For unionizing purposes, the legislation adopts what’s called the “ABC test” to determine whether a worker should be deemed an employee or independent contractor—a test gig companies including Uber have long opposed.

Under the ABC test, workers can be classified as independent contractors if they are free from the company’s control, do work that’s not key to the company’s business, and have an independent business in the same industry. If those three standards aren’t met, workers must be classified as employees.

And that potentially opens the door to everyone from gig workers for Uber and Lyft to contract workers at tech companies, like Google and Facebook, to join or form unions. As for permanent employees, like those at Google and in Amazon’s warehouses, this bill would make their process of unionizing easier because it would remove certain barriers that may quash labor organizing.

Rep. Bobby Scott (D-VA), the House Education and Labor Committee chair and the sponsor of the PRO Act, said his bill seeks to address a “serious problem” with companies classifying workers as contractors rather than employees to prevent unionization.

“The PRO Act closes that loophole by giving eligible freelancers and gig workers, who are classified as employees, the right to decide for themselves whether to form a union. Or not,” Scott said in a statement. “Anyone making wild claims that this bill would mean the end of freelancing or restrict workers’ flexibility is either mistaken or deliberately misrepresenting the facts.”

What Happens Next?

Should history teach us anything, quite a political battle, fueled by hundreds of thousands, if not millions, of dollars in lobbying, is what’s in store—115 organizations lobbied Congress over the 2019 bill.

The PRO Act heads to the U.S. Senate next, where it will need 60 votes to advance it past the legislative filibuster. There are currently 48 Democrats and two independents (who caucus with the Democrats) in the U.S. Senate, meaning the bill would need significant Republican support to get 60 votes. No date is set for the Senate vote.

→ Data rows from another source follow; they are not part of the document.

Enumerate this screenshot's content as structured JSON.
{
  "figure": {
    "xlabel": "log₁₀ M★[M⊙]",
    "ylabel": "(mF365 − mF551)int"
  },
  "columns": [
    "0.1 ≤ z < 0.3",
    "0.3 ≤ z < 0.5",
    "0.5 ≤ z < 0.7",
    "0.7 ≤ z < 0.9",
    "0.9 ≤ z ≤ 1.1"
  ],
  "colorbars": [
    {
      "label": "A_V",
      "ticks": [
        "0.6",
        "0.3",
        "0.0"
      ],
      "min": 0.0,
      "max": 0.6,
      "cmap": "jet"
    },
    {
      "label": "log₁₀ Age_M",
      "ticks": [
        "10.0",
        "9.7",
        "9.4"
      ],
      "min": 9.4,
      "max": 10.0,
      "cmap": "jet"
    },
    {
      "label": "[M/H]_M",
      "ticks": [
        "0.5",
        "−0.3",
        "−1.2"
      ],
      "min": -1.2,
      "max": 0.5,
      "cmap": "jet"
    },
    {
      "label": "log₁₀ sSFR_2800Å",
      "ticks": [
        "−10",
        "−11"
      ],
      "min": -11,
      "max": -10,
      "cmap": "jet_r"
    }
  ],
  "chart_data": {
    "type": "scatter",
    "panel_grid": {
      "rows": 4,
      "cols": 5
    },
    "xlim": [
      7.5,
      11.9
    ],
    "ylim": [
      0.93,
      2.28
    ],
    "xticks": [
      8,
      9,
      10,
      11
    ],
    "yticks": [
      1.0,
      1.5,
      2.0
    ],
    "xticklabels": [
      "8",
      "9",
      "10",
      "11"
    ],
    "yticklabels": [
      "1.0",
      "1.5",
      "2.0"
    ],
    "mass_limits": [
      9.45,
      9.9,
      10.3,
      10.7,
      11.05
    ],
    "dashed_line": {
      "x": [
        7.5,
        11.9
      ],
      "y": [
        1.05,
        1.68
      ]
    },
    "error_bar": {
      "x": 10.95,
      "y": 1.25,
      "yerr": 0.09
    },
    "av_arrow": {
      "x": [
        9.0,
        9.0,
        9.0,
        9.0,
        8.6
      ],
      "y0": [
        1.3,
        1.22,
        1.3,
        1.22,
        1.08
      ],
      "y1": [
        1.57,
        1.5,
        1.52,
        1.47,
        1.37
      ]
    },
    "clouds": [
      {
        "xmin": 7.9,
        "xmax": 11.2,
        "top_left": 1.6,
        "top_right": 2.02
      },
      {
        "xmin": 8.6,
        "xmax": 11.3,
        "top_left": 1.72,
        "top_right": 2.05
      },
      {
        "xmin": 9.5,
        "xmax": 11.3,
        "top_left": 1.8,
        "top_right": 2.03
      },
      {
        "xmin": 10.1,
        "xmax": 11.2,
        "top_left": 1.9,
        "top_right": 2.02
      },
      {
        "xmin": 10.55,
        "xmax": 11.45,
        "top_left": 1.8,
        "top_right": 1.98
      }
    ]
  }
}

“It’s still very early,” said Jake Rosenfeld, a sociology professor at Washington University in St. Louis, who studies unions. If the PRO Act seems like it has a shot in the Senate, “you’ll see a whole different rise and tide of opposition from a range of industries.”

Gig economy companies in particular, including Uber, Lyft, and DoorDash, are already gearing up for a fight to oppose the bill. Google, Facebook, and Amazon have yet to publicly state their positions.

“While we do not oppose the PRO Act in its entirety, we have strong concerns that the provision of what constitutes an employee as opposed to an independent contractor could have a chilling effect on the gig economy,” said Peter Chandler, TechNet’s vice president for federal policy and government relations. “TechNet looks forward to working with Congress to fix this provision in a way that is both pro-worker and pro-innovation.”

The newly formed App-Based Work Alliance, which is another coalition made up of tech companies, was created specifically to battle union-friendly legislation like the PRO Act and advance its own pro-independent-worker policy agenda.

The group, which includes Uber, Lyft, DoorDash, Instacart, and Postmates, first banded together in a separate consortium to challenge California’s AB5 worker classification law. They led a $205 million ballot measure campaign last November that the gig economy companies ultimately won.

Whitney Mitchell Brennan, spokesperson for the App-Based Work Alliance, said the group was “disappointed” by the House passing the PRO Act. She added that the vote “put at risk the flexibility that millions of app-based workers rely on.”

If the PRO Act also passes the Senate, it will head to President Joe Biden’s desk. Biden has already expressed his support for the bill.

“Nearly 60 million Americans would join a union if they get a chance, but too many employers and states prevent them from doing so through anti-union attacks,” Biden said in a statement urging the House to pass the PRO Act last week. “They know that without unions, they can run the table on workers—union and non-union alike.”